Inserting a digital screen into a film is something relatively new. How did you approach that and, especially, why did you choose this option to show Lalo’s digital interaction, given its importance for the audience?

The phone screen is perhaps, at this moment in the world, the most intimate space in our lives. Many times what we see in a virtual conversation, a post or a Tweet carries a work of creation “behind the scenes” that is invisible. It seemed interesting to me to create a device to access that intimacy, to show the seams of our social interactions in virtual life. I was interested in seeing the movie screen on a phone screen, as if we were inside the phone itself, facing that single screen without being able to look at anything else. To reveal through the screen the social interactions, based on superficial exchanges that most of the time impoverish our personal exchanges. 

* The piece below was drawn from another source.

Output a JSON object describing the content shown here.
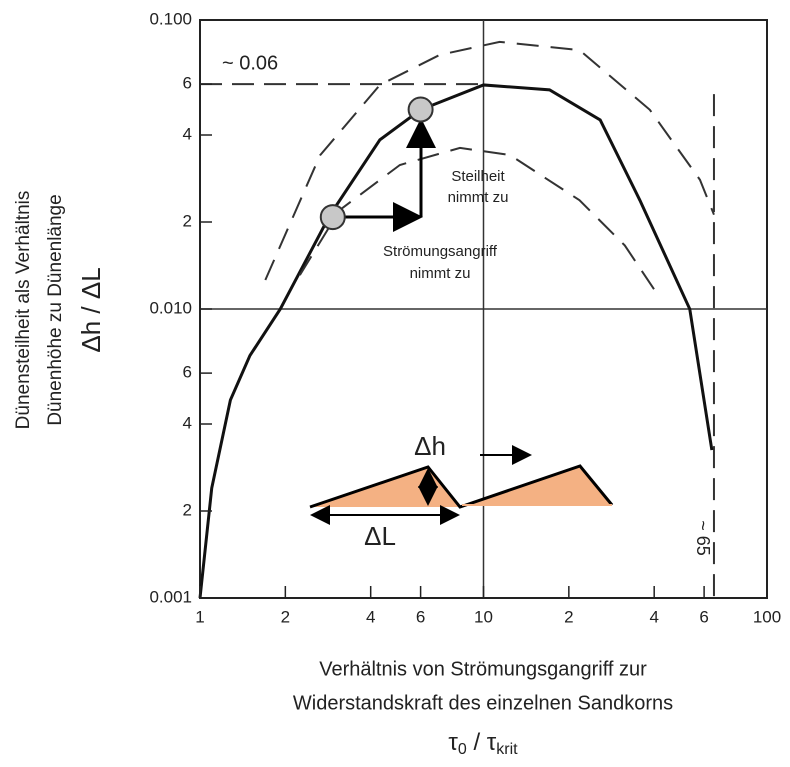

How would you describe the tone of “Pornomelancolía”?

I would prefer not to frame the film in a single tone and invite those who see it to find their own definitions and questions. I like to think of “Pornomelancolía” as evidence of a moment in history, this time we are living in: Where the image we project of ourselves constantly becomes a show for others, a fiction. Intimacy becomes so public that it is almost pornographic. I think the title – which came from the protagonist himself – sums up this feeling very well. “Pornomelancolía” is not a film about pornography, it is a film about how we face the gaze of others. 

This interview is abbreviated for publication purposes.